Silvio Benigno Crespi (24 September 1868 in Milan – 15 January 1944 in Cadorago) was an Italian entrepreneur, inventor and politician. Firstborn of Cristoforo Benigno Crespi and Pia Travelli. He succeeded his father in running the firm of Crespi d'Adda, today a UNESCO World Heritage Site that is considered notable for being a 19th and 20th century company town which reflected enlightened industrialists' respect for their employees.

He graduated with a law degree at age 21 and went to France, Germany and England to follow the development of the cotton industry. He also worked in Oldham, at Platt Brothers, a famous manufacturer of textile machinery. In 1889 he joined his father's firm Crespi d'Adda where he expanded the village and introduced the construction of homes with gardens.
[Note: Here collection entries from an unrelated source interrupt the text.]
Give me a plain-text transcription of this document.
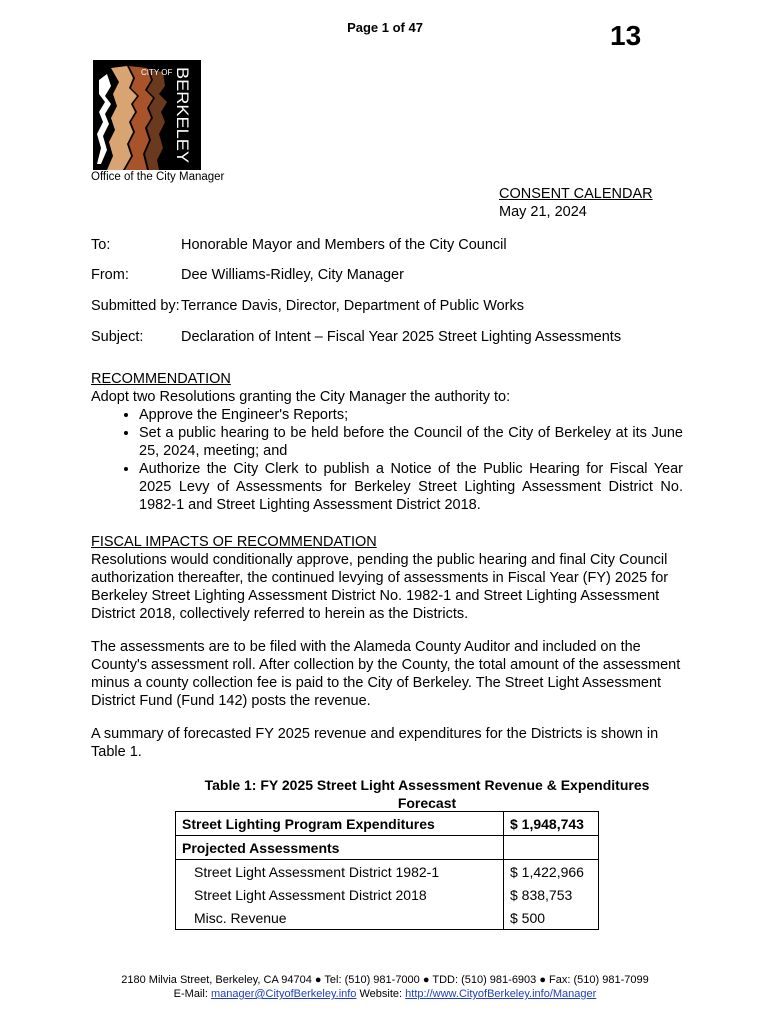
Page 1 of 47	13
CITY OF BERKELEY
Office of the City Manager
CONSENT CALENDAR
May 21, 2024
To:	Honorable Mayor and Members of the City Council
From:	Dee Williams-Ridley, City Manager
Submitted by: Terrance Davis, Director, Department of Public Works
Subject:	Declaration of Intent – Fiscal Year 2025 Street Lighting Assessments
RECOMMENDATION

Adopt two Resolutions granting the City Manager the authority to:

• Approve the Engineer's Reports;
• Set a public hearing to be held before the Council of the City of Berkeley at its June 25, 2024, meeting; and
• Authorize the City Clerk to publish a Notice of the Public Hearing for Fiscal Year 2025 Levy of Assessments for Berkeley Street Lighting Assessment District No. 1982-1 and Street Lighting Assessment District 2018.
FISCAL IMPACTS OF RECOMMENDATION

Resolutions would conditionally approve, pending the public hearing and final City Council authorization thereafter, the continued levying of assessments in Fiscal Year (FY) 2025 for Berkeley Street Lighting Assessment District No. 1982-1 and Street Lighting Assessment District 2018, collectively referred to herein as the Districts.

The assessments are to be filed with the Alameda County Auditor and included on the County's assessment roll. After collection by the County, the total amount of the assessment minus a county collection fee is paid to the City of Berkeley. The Street Light Assessment District Fund (Fund 142) posts the revenue.

A summary of forecasted FY 2025 revenue and expenditures for the Districts is shown in Table 1.

Table 1: FY 2025 Street Light Assessment Revenue & Expenditures Forecast
Street Lighting Program Expenditures	$ 1,948,743
Projected Assessments	
Street Light Assessment District 1982-1	$ 1,422,966
Street Light Assessment District 2018	$ 838,753
Misc. Revenue	$ 500
2180 Milvia Street, Berkeley, CA 94704 ● Tel: (510) 981-7000 ● TDD: (510) 981-6903 ● Fax: (510) 981-7099
E-Mail: manager@CityofBerkeley.info Website: http://www.CityofBerkeley.info/Manager
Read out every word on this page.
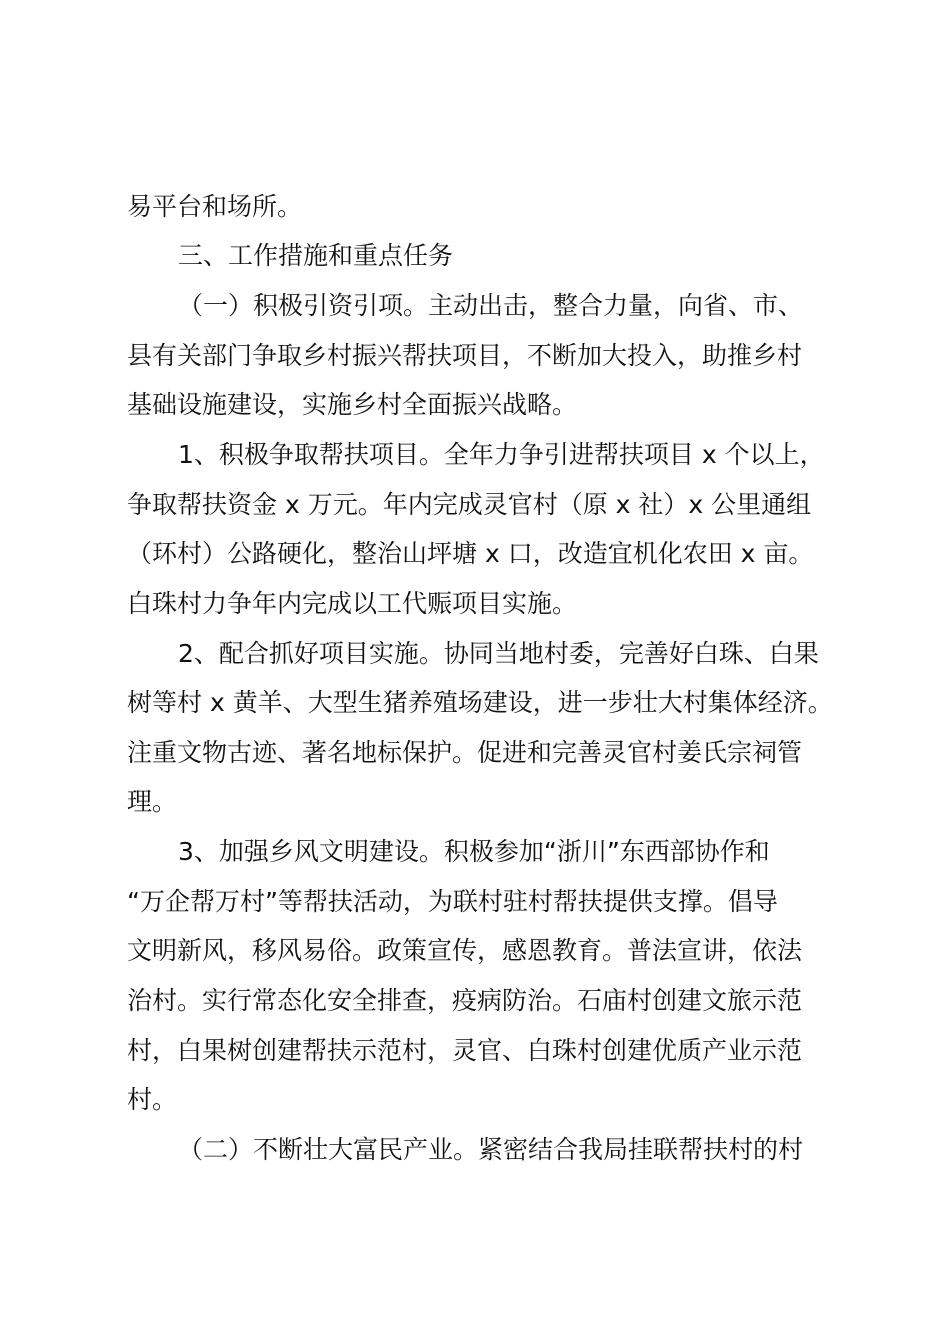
易平台和场所。
三、工作措施和重点任务
（一）积极引资引项。主动出击，整合力量，向省、市、
县有关部门争取乡村振兴帮扶项目，不断加大投入，助推乡村
基础设施建设，实施乡村全面振兴战略。
1、积极争取帮扶项目。全年力争引进帮扶项目 x 个以上，
争取帮扶资金 x 万元。年内完成灵官村（原 x 社）x 公里通组
（环村）公路硬化，整治山坪塘 x 口，改造宜机化农田 x 亩。
白珠村力争年内完成以工代赈项目实施。
2、配合抓好项目实施。协同当地村委，完善好白珠、白果
树等村 x 黄羊、大型生猪养殖场建设，进一步壮大村集体经济。
注重文物古迹、著名地标保护。促进和完善灵官村姜氏宗祠管
理。
3、加强乡风文明建设。积极参加“浙川”东西部协作和
“万企帮万村”等帮扶活动，为联村驻村帮扶提供支撑。倡导
文明新风，移风易俗。政策宣传，感恩教育。普法宣讲，依法
治村。实行常态化安全排查，疫病防治。石庙村创建文旅示范
村，白果树创建帮扶示范村，灵官、白珠村创建优质产业示范
村。
（二）不断壮大富民产业。紧密结合我局挂联帮扶村的村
He was among the world's most powerful men at the time and signed the Treaty of Versailles at the end of the First World War on behalf of Italy.

At the Second World Motor Transport Congress in Roma 25-29 September 1928, Silvio Crespi proposed to use containers for road and railway transport systems as collaboration not as a competition between road and rail systems under auspices of the international organ similar to the Sleeping Car Company for international carriage of passengers in sleeping wagons. He is a forgotten promoter of exploitation the container system in Europe before Second World War.